The SAU Honors College was founded in 2003 by Dr. David Rankin, president of SAU. Dr. Lynne Belcher served as founding director and is retired from SAU. The Honors College seeks and admits qualified students who seek to pursue a serious academic program with equally gifted peers and committed teachers. Honors classes are small and provide academically enriching opportunities for students and the faculty who teach them. Currently, SAU enrolls nearly 170 honors students and graduates about 66% of admitees in four years or less. Anyone interested in applying to the Honors College or seeking further information should contact the director, Dr. Edward P. Kardas at epkardas@saumag.edu or at 870 904-8897.
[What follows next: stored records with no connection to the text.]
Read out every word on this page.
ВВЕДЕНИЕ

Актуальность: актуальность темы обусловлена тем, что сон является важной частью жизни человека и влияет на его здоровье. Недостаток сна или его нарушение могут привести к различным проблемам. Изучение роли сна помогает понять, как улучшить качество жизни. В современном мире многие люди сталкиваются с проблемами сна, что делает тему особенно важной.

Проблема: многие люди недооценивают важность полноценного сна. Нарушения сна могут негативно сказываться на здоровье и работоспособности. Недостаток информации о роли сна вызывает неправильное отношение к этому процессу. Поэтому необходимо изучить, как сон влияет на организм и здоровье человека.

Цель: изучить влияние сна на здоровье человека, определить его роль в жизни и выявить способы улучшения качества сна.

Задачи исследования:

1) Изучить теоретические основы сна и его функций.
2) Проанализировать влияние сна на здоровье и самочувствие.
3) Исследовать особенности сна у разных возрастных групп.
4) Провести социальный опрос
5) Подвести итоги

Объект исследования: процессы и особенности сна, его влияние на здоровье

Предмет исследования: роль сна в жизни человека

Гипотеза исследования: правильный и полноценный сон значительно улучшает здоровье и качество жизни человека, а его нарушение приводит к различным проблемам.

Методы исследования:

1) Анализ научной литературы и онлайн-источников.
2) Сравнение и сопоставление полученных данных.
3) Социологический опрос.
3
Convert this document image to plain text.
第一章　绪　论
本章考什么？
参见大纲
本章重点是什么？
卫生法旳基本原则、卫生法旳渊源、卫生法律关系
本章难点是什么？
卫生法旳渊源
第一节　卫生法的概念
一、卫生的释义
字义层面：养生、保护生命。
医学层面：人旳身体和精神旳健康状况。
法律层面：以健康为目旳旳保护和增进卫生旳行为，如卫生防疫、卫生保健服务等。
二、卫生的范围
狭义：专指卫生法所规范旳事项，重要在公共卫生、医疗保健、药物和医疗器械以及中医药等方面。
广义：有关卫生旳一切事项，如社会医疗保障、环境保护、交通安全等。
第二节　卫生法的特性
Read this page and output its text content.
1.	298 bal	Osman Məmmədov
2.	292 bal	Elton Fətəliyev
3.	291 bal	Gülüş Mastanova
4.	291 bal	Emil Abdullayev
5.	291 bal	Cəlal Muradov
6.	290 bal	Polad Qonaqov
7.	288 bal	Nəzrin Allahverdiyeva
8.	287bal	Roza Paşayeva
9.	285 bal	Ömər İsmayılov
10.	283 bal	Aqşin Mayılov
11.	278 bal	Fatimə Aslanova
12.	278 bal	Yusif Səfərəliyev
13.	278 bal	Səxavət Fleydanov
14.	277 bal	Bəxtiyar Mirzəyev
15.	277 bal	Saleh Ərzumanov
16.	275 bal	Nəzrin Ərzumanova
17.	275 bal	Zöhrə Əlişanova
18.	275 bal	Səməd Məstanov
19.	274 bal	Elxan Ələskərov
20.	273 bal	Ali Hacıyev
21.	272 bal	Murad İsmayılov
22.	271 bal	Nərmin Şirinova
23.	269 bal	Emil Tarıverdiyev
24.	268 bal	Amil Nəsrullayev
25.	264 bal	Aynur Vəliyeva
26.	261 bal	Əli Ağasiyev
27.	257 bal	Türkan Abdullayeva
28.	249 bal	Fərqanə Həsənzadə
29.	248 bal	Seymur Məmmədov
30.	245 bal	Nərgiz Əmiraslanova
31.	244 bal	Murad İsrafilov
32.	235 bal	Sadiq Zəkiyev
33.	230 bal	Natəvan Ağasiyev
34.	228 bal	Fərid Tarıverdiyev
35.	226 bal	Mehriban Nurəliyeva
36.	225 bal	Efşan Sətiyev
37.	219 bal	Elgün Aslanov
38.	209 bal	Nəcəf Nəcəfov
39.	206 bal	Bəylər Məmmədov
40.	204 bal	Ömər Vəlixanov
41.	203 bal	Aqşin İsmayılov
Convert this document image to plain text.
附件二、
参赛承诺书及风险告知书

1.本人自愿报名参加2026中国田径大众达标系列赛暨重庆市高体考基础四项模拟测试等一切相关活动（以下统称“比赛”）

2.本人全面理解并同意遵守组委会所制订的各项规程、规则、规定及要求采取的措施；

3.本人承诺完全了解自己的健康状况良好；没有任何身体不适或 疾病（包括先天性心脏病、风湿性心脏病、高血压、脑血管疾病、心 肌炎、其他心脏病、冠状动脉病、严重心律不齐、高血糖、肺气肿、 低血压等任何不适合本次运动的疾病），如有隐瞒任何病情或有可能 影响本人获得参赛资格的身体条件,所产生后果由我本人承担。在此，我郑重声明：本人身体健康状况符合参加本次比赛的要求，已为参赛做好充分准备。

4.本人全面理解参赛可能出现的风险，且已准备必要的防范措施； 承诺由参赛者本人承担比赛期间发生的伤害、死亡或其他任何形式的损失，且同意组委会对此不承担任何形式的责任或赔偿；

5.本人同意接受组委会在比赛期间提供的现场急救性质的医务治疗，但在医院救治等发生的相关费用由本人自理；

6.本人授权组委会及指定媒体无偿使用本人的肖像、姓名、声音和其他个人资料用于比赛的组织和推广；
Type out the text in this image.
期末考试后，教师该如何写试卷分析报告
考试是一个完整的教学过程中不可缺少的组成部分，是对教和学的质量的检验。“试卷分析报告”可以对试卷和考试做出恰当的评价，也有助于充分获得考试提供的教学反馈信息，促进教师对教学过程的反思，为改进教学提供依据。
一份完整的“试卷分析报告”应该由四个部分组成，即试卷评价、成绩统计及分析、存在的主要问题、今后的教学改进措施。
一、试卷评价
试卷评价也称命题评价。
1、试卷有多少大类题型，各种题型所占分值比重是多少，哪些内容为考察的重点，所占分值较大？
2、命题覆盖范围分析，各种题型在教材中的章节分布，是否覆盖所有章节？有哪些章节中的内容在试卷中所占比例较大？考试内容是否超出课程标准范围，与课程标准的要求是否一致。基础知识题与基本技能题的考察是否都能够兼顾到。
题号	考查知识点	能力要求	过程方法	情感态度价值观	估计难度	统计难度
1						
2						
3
Wednesday, November 23, 2011

Shakya, Subir: Diversity

The only way to get your message to the ruling and dominant class is through protest. The protest may happen in the street or in the court. The two letters: A Call for Unity and Letter from Birmingham Jail argue over these two places of protest and which one can be more productive. When it comes to the court as a place of nonviolent protest, I will agree with the Alabama clergymen that this is the right way. However, we know from history that the street way was the one that brought racial justice.
            
I am not criticizing Martin Luther King Jr.'s way of handling the crisis. Protests through the street never have made a good impression to the arrogant ruling majority. Going to the street is taken as a challenge to authority. That challenge is always dealt with the use of force. Just take as more recent examples the Occupy Wall Street movement, what happened in Oakland, and the use of pepper sprays by the police in Denver. The rich and powerful are not going to take this type of protest lightly. In more serious cases like in Syria, for example, the government is using tanks and other deadly weapons to quell the street protestors. I would really like to see conflicts such as these resolved in a courthouse rather than in the street battlegrounds.
          
The court has always stood as the institution of justice. It is through it that most of the cases of right and wrong are solved. If a court includes of a jury representative of the people, then justice should folow. Using the nonviolent legal approach makes sure innocent lives are not lost. It does not incite chaos and hence, does not contribute to political instability. Dr. King said that "white power structure left the black community with no choice." There were other choices, such as raising public awareness, doing a righteous thing to show Blacks were as good as Whites, and others which could have been adopted. Sure, it would have postponed the racial integration, perhaps for years, but still a desirable outcome would have been reached.
         
Even though court warfare was the appropriate choice, history shows us that the street campaign brought about integration. This act cost Blacks dearly. The desegregation of the University of Mississippi illustrates this point; three innocent people lost their lives at the beginning of the crisis there. Most of the Women's Suffrage Act was accomplished in the legislation and same could have been done for the civil rights movement. Using the street to achieve integration also increased hatred from the White community. Even though today there is racial integration, there is still racial warfare, so can we say the civil rights movement accomplished all of its aims?
          
Finally, the assassination of Dr. King Jr. added to the losses from the street protests. Sure, we have integration now but it is not complete. People still discriminate by skin color. Can we truly say all those lives lost were worth this faux integration?